Update it twice a year at minimum. Before summer, refresh activity descriptions with current pricing and hours. Before winter, swap in ski and snowshoe content. If a new zipline operation opens near Teton Village, add it. Swap in fresh photos from recent trips. This does not take long once the page exists.

Track the page in your analytics. Watch which activity sections get the most clicks and which lead to actual bookings. If your fly fishing section drives three times the traffic of your horseback riding section, that tells you something about where to focus.

The operators who publish consistently and update existing content are the ones who eventually push past the aggregators. It takes time. Could be six months of steady work before you see real movement. But Jackson Hole has enough search volume and enough visitor spending that the math works, especially when your competitors are not doing it at all.

Start before your competitors do

Most outfitters in Jackson Hole do not have a things-to-do page. They have a homepage, a trips page, maybe a blog with three posts from 2019. That is your window.
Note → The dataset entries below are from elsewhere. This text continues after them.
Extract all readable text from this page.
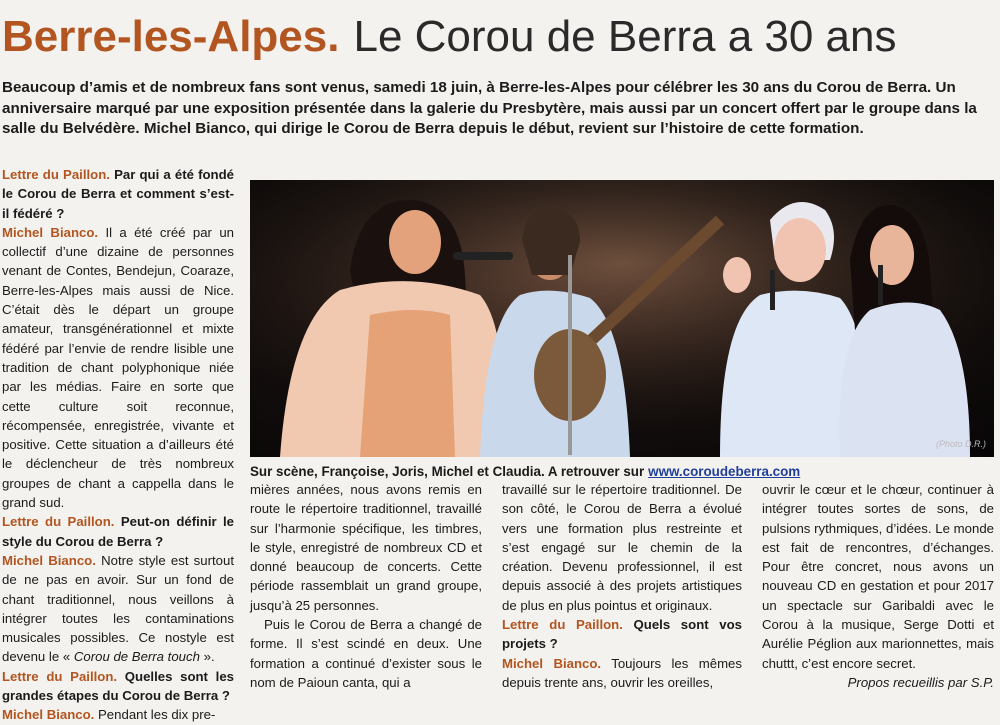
Berre-les-Alpes. Le Corou de Berra a 30 ans
Beaucoup d’amis et de nombreux fans sont venus, samedi 18 juin, à Berre-les-Alpes pour célébrer les 30 ans du Corou de Berra. Un anniversaire marqué par une exposition présentée dans la galerie du Presbytère, mais aussi par un concert offert par le groupe dans la salle du Belvédère. Michel Bianco, qui dirige le Corou de Berra depuis le début, revient sur l’histoire de cette formation.

Lettre du Paillon. Par qui a été fondé le Corou de Berra et comment s’est-il fédéré ?

Michel Bianco. Il a été créé par un collectif d’une dizaine de personnes venant de Contes, Bendejun, Coaraze, Berre-les-Alpes mais aussi de Nice. C’était dès le départ un groupe amateur, transgénérationnel et mixte fédéré par l’envie de rendre lisible une tradition de chant polyphonique niée par les médias. Faire en sorte que cette culture soit reconnue, récompensée, enregistrée, vivante et positive. Cette situation a d’ailleurs été le déclencheur de très nombreux groupes de chant a cappella dans le grand sud.

Lettre du Paillon. Peut-on définir le style du Corou de Berra ?

Michel Bianco. Notre style est surtout de ne pas en avoir. Sur un fond de chant traditionnel, nous veillons à intégrer toutes les contaminations musicales possibles. Ce nostyle est devenu le « Corou de Berra touch ».

Lettre du Paillon. Quelles sont les grandes étapes du Corou de Berra ?

Michel Bianco. Pendant les dix pre-

(Photo D.R.)
Sur scène, Françoise, Joris, Michel et Claudia. A retrouver sur www.coroudeberra.com

mières années, nous avons remis en route le répertoire traditionnel, travaillé sur l’harmonie spécifique, les timbres, le style, enregistré de nombreux CD et donné beaucoup de concerts. Cette période rassemblait un grand groupe, jusqu’à 25 personnes.

Puis le Corou de Berra a changé de forme. Il s’est scindé en deux. Une formation a continué d’exister sous le nom de Paioun canta, qui a

travaillé sur le répertoire traditionnel. De son côté, le Corou de Berra a évolué vers une formation plus restreinte et s’est engagé sur le chemin de la création. Devenu professionnel, il est depuis associé à des projets artistiques de plus en plus pointus et originaux.

Lettre du Paillon. Quels sont vos projets ?

Michel Bianco. Toujours les mêmes depuis trente ans, ouvrir les oreilles,

ouvrir le cœur et le chœur, continuer à intégrer toutes sortes de sons, de pulsions rythmiques, d’idées. Le monde est fait de rencontres, d’échanges. Pour être concret, nous avons un nouveau CD en gestation et pour 2017 un spectacle sur Garibaldi avec le Corou à la musique, Serge Dotti et Aurélie Péglion aux marionnettes, mais chuttt, c’est encore secret.

Propos recueillis par S.P.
The first operator in a market to build a proper area guide, written from experience, structured for search, and kept current, tends to hold that ranking for years. You do not need to outwrite TripAdvisor. You need to out-local them.

Mention the pullout on Teton Park Road where you can see the whole range reflected in the Snake River at sunrise. Mention that the Town Square elk antler arches are worth a photo but not thirty minutes. Mention that the best time to see moose along the Moose-Wilson Road is early morning in September.

That is the kind of detail a travel aggregator will never have. And it is what both Google and the person planning their Jackson Hole trip are looking for.